MUST WATCH: Nihad Awad, Council American Islamic Relations’ ‘Capo dei Capi’ Busted!
“And yes, I was happy to see people breaking the siege…Israel, as an occupying power, does not have that right to self-defense.” — Nihad Awad, Executive Director of the Council on American Islamic Relations.
Discover the Networks’ file on Nihad Awad:
Nihad Awad was born in a Palestinian refugee camp in Amman, Jordan. After high school he moved to Italy and then to the United States, where he studied civil engineering at the University of Minnesota in the 1990s. Awad subsequently worked at the University of Minnesota Medical Center.
By way of the Bosnian Refugee Committee—an Islamic aid organization based in Minnesota—Awad in late 1992 spent a month in war-torn Bosnia during a time when Muslims from around the world were flocking there to wage jihad. Awad had previously written admiringly of the Bosnian Army soldiers who, by his telling, “courageously [stood] up to the might of Serbian tanks and planes” and “wore patches carrying the Islamic declaration of faith.” A news report from that time period cited the presence in Bosnia of an “Islamic foreign legion” of “mujahedeen” that included “Afghan guerrillas, Egyptian terrorists, Hamas and Islamic Jihad fighters, [and] Iranian special forces and Revolutionary Guard operatives.” Another report indicated that many of these mujahedeen had entered Bosnia “posing as relief workers.”
In 1993, Awad, who had developed into an increasingly outspoken advocate for the rights of Palestinians, became the public-relations director of the Islamic Association for Palestine (IAP)—a front group for Hamas. Soon thereafter, he also accepted a position as a contributing editor for the IAP publication, Muslim World Monitor. Read full file.
About the Council on American-Islamic Relations (CAIR)
Discover the Networks’ file on CAIR:
The Council on American-Islamic Relations (CAIR) describes itself as a “non-profit, grassroots membership organization … established to promote a positive image of Islam and Muslims in America,” to protect Muslims from hate crimes and discrimination, and to present “an Islamic perspective on issues of importance to the American public.” According to the Council’s Director of Communications, Ibrahim Hooper, “We are similar to a Muslim NAACP.” As of June 2007, CAIR claimed 32 branch affiliates in the United States and one in Canada.

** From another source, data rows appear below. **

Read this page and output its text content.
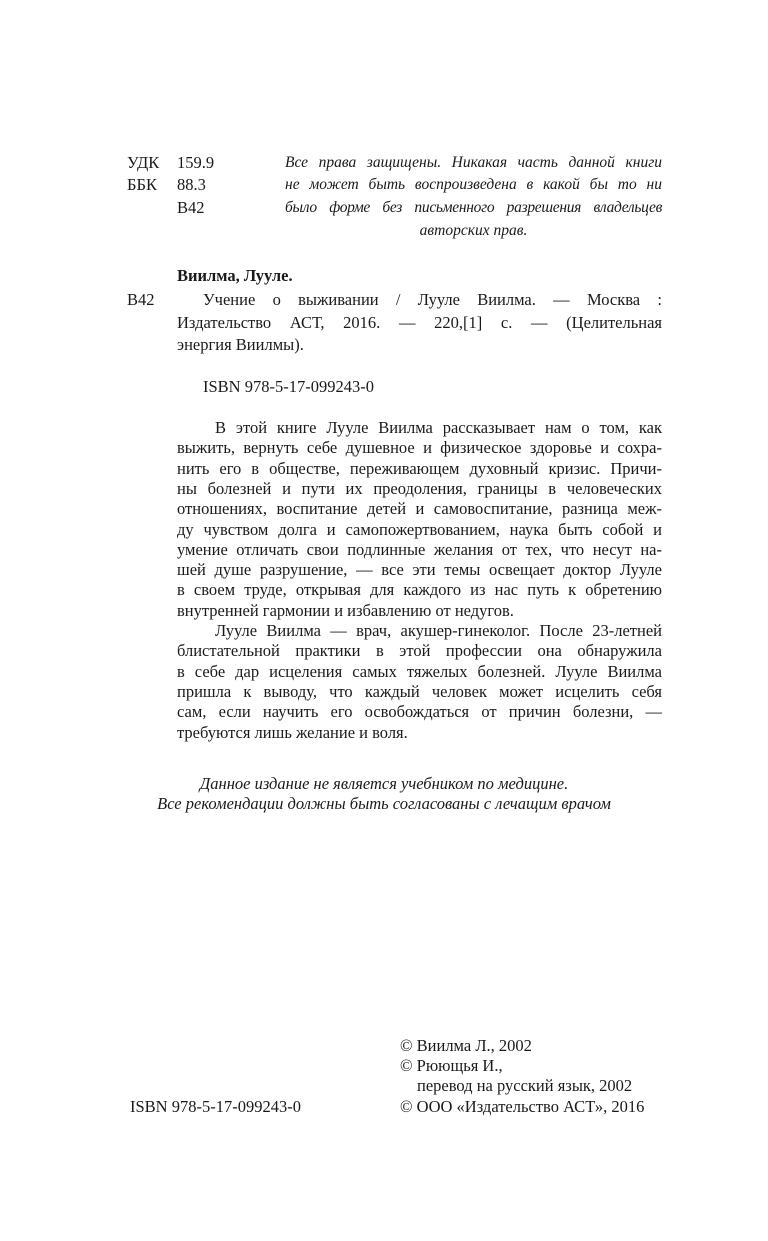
УДК 159.9
ББК 88.3
В42
Все права защищены. Никакая часть данной книги
не может быть воспроизведена в какой бы то ни
было форме без письменного разрешения владельцев
авторских прав.
Виилма, Лууле.
В42	Учение о выживании / Лууле Виилма. — Москва :
Издательство АСТ, 2016. — 220,[1] с. — (Целительная
энергия Виилмы).
ISBN 978-5-17-099243-0
В этой книге Лууле Виилма рассказывает нам о том, как
выжить, вернуть себе душевное и физическое здоровье и сохра-
нить его в обществе, переживающем духовный кризис. Причи-
ны болезней и пути их преодоления, границы в человеческих
отношениях, воспитание детей и самовоспитание, разница меж-
ду чувством долга и самопожертвованием, наука быть собой и
умение отличать свои подлинные желания от тех, что несут на-
шей душе разрушение, — все эти темы освещает доктор Лууле
в своем труде, открывая для каждого из нас путь к обретению
внутренней гармонии и избавлению от недугов.
Лууле Виилма — врач, акушер-гинеколог. После 23-летней
блистательной практики в этой профессии она обнаружила
в себе дар исцеления самых тяжелых болезней. Лууле Виилма
пришла к выводу, что каждый человек может исцелить себя
сам, если научить его освобождаться от причин болезни, —
требуются лишь желание и воля.
Данное издание не является учебником по медицине.
Все рекомендации должны быть согласованы с лечащим врачом
ISBN 978-5-17-099243-0
© Виилма Л., 2002
© Рюющья И.,
перевод на русский язык, 2002
© ООО «Издательство АСТ», 2016
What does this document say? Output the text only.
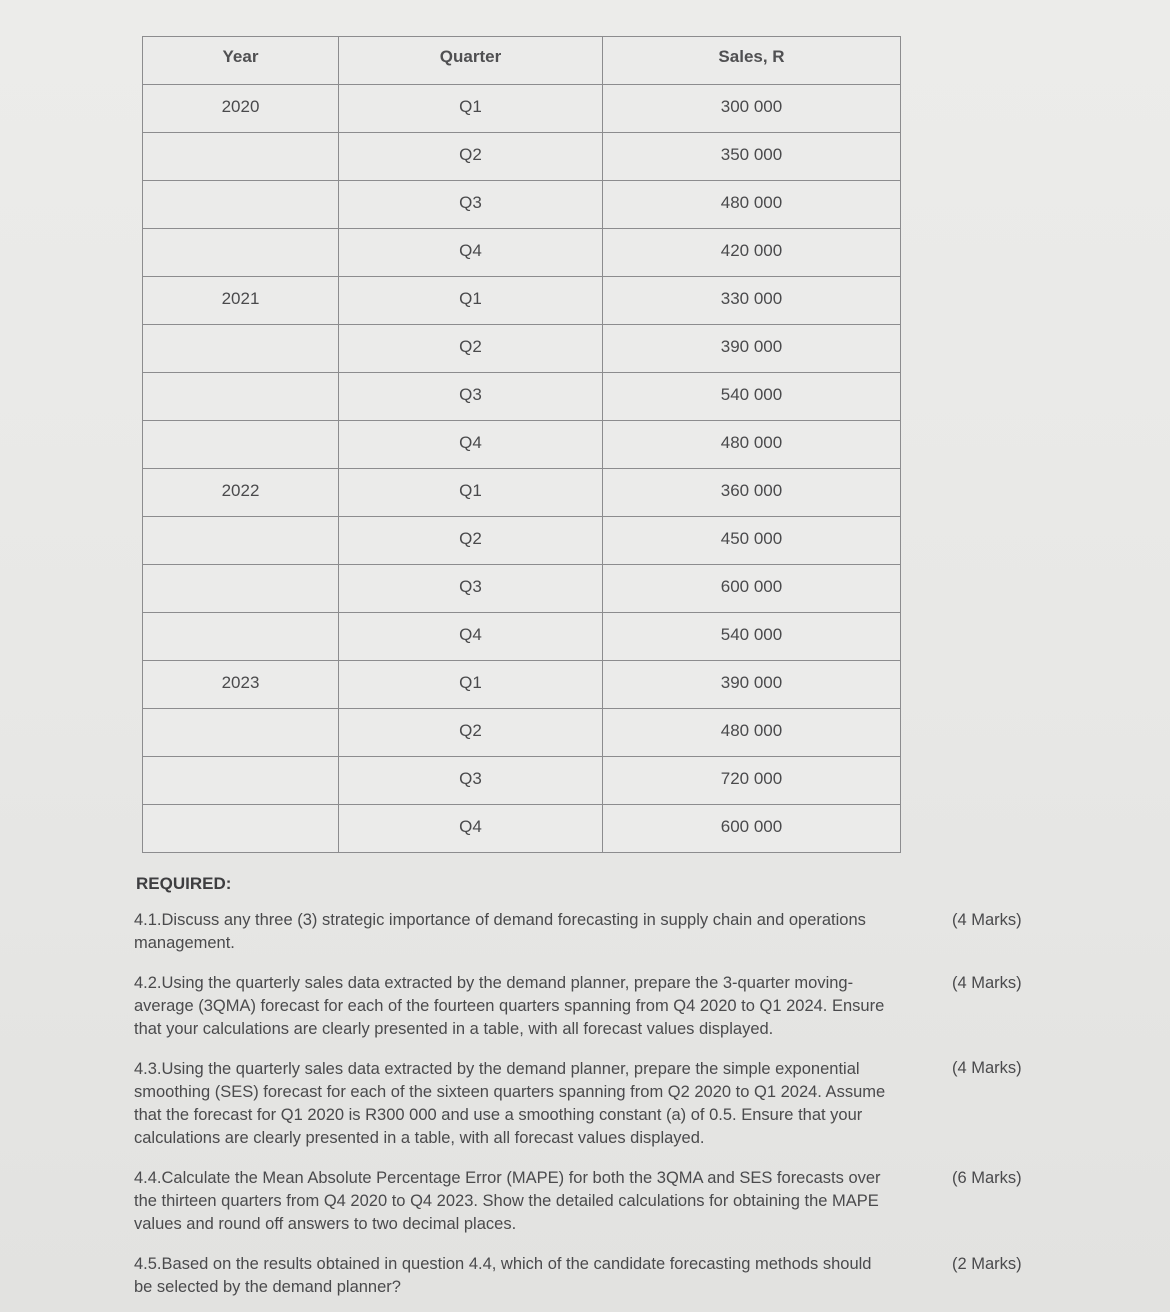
Year	Quarter	Sales, R
2020	Q1	300 000
	Q2	350 000
	Q3	480 000
	Q4	420 000
2021	Q1	330 000
	Q2	390 000
	Q3	540 000
	Q4	480 000
2022	Q1	360 000
	Q2	450 000
	Q3	600 000
	Q4	540 000
2023	Q1	390 000
	Q2	480 000
	Q3	720 000
	Q4	600 000
REQUIRED:
4.1.Discuss any three (3) strategic importance of demand forecasting in supply chain and operations management.
(4 Marks)
4.2.Using the quarterly sales data extracted by the demand planner, prepare the 3-quarter moving-average (3QMA) forecast for each of the fourteen quarters spanning from Q4 2020 to Q1 2024. Ensure that your calculations are clearly presented in a table, with all forecast values displayed.
(4 Marks)
4.3.Using the quarterly sales data extracted by the demand planner, prepare the simple exponential smoothing (SES) forecast for each of the sixteen quarters spanning from Q2 2020 to Q1 2024. Assume that the forecast for Q1 2020 is R300 000 and use a smoothing constant (a) of 0.5. Ensure that your calculations are clearly presented in a table, with all forecast values displayed.
(4 Marks)
4.4.Calculate the Mean Absolute Percentage Error (MAPE) for both the 3QMA and SES forecasts over the thirteen quarters from Q4 2020 to Q4 2023. Show the detailed calculations for obtaining the MAPE values and round off answers to two decimal places.
(6 Marks)
4.5.Based on the results obtained in question 4.4, which of the candidate forecasting methods should be selected by the demand planner?
(2 Marks)
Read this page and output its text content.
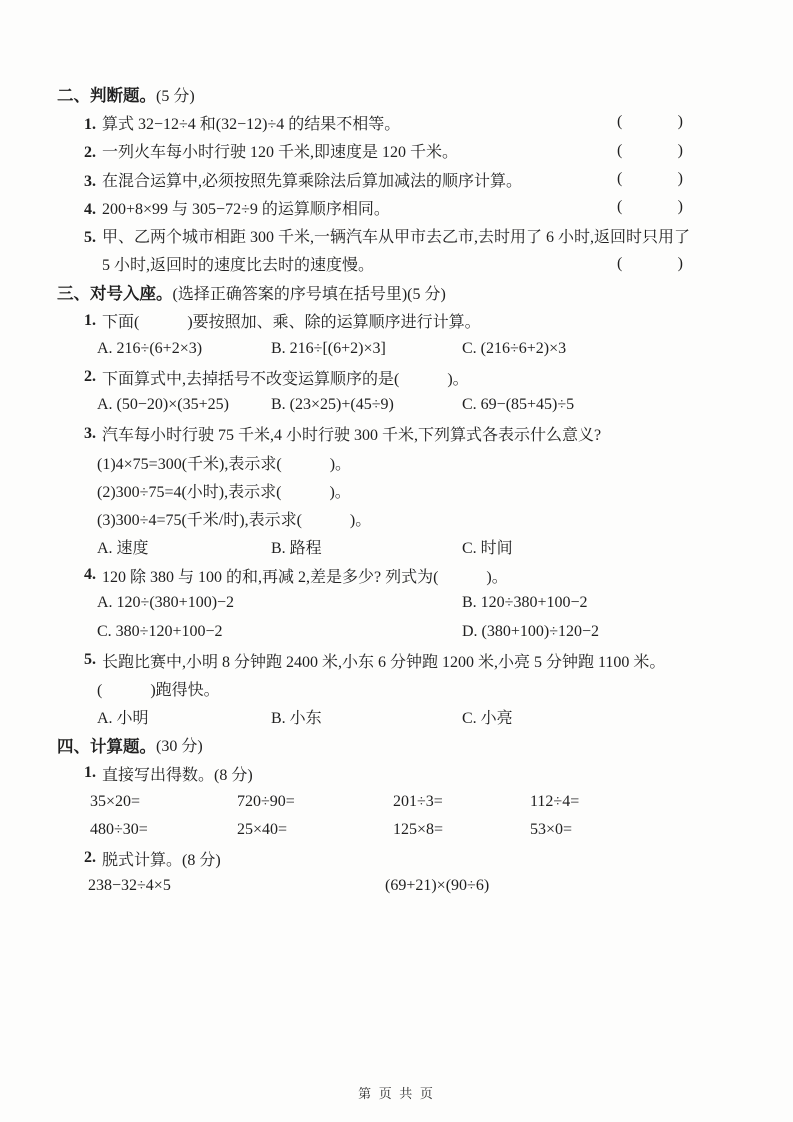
二、判断题。 (5 分)
1. 算式 32−12÷4 和(32−12)÷4 的结果不相等。	(	)
2. 一列火车每小时行驶 120 千米,即速度是 120 千米。	(	)
3. 在混合运算中,必须按照先算乘除法后算加减法的顺序计算。	(	)
4. 200+8×99 与 305−72÷9 的运算顺序相同。	(	)
5. 甲、乙两个城市相距 300 千米,一辆汽车从甲市去乙市,去时用了 6 小时,返回时只用了
5 小时,返回时的速度比去时的速度慢。	(	)
三、对号入座。 (选择正确答案的序号填在括号里)(5 分)
1. 下面(　　　)要按照加、乘、除的运算顺序进行计算。
A. 216÷(6+2×3)	B. 216÷[(6+2)×3]	C. (216÷6+2)×3
2. 下面算式中,去掉括号不改变运算顺序的是(　　　)。
A. (50−20)×(35+25)	B. (23×25)+(45÷9)	C. 69−(85+45)÷5
3. 汽车每小时行驶 75 千米,4 小时行驶 300 千米,下列算式各表示什么意义?
(1)4×75=300(千米),表示求(　　　)。
(2)300÷75=4(小时),表示求(　　　)。
(3)300÷4=75(千米/时),表示求(　　　)。
A. 速度	B. 路程	C. 时间
4. 120 除 380 与 100 的和,再减 2,差是多少? 列式为(　　　)。
A. 120÷(380+100)−2	B. 120÷380+100−2
C. 380÷120+100−2	D. (380+100)÷120−2
5. 长跑比赛中,小明 8 分钟跑 2400 米,小东 6 分钟跑 1200 米,小亮 5 分钟跑 1100 米。
(　　　)跑得快。
A. 小明	B. 小东	C. 小亮
四、计算题。 (30 分)
1. 直接写出得数。(8 分)
35×20=	720÷90=	201÷3=	112÷4=
480÷30=	25×40=	125×8=	53×0=
2. 脱式计算。(8 分)
238−32÷4×5	(69+21)×(90÷6)
第 页 共 页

CAIR was co-founded in 1994 by Nihad Awad, Omar Ahmad, and Rafeeq Jaber, all of whom had close ties to the Islamic Association for Palestine (IAP), which was established by senior Hamas operative Mousa Abu Marzook and functioned as Hamas’ public relations and recruitment arm in the United States. Awad and Ahmad previously had served, respectively, as IAP’s Public Relations Director and President. Thus it can be said that CAIR was an outgrowth of IAP.
CAIR opened its first office in Washington, DC, with the help of a $5,000 donation from the Holy Land Foundation for Relief and Development (HLF), a self-described charity founded by Mousa Abu Marzook. In May 1996, CAIR coordinated a press conference to protest the decision of the U.S. government to extradite Marzook for his connection to terrorist acts performed by Hamas. CAIR characterized the extradition as “anti-Islamic” and “anti-American.” When President Bush closed HLF in December 2001 for collecting money “to support the Hamas terror organization,” CAIR decried his action as “unjust” and “disturbing.”
From its inception, CAIR has sought to portray itself as a moderate, mainstream organization, and as early as 1996 its officials became frequent guests at State Department and White House events. In the aftermath of 9/11, when the Bush administration tried to reassure American Muslims that Islam was not the target of the war on terrorism, CAIR officials were prominent among the invitees. CAIR was the main Islamic group to gain U.S. media access in the post-9/11 period, providing the “Muslim view” of the terrorist attacks and of America’s response to them. As self-acclaimed Muslim spokesmen, CAIR officials typically refused to “simplify the situation” by blaming Osama bin Laden for the attacks on America. Moreover, while they eventually were induced by journalists to condemn Palestinian suicide terror in a pro forma manner, they hedged their disavowals by describing it as an understandable response to Israeli brutality.
Contending that American Muslims are the victims of wholesale repression, CAIR has provided sensitivity training to police departments across the United States, instructing law officers in the art of dealing with Muslims respectfully.
CAIR has long claimed that U.S. foreign policy is dictated largely by Zionist extremists. As Evan McCormick of the Center for Security Policy put it in 2003: “By convincing moderate Muslims that they are being targeted unfairly by the Bush administration’s [anti-terror] policies, CAIR incites fear in members of that demographic. If innocent Muslims are then convinced that they will be the target of government action, then they have no incentive to reject an extremist ideology that resists the government’s anti-terror policies. … This is the essence of CAIR’s strategy: shock moderate Muslims about the motivations of the U.S. Government, turn them into post-[9/11] victims, and then recruit them as supporters for your political agenda when they are ripe for the taking.”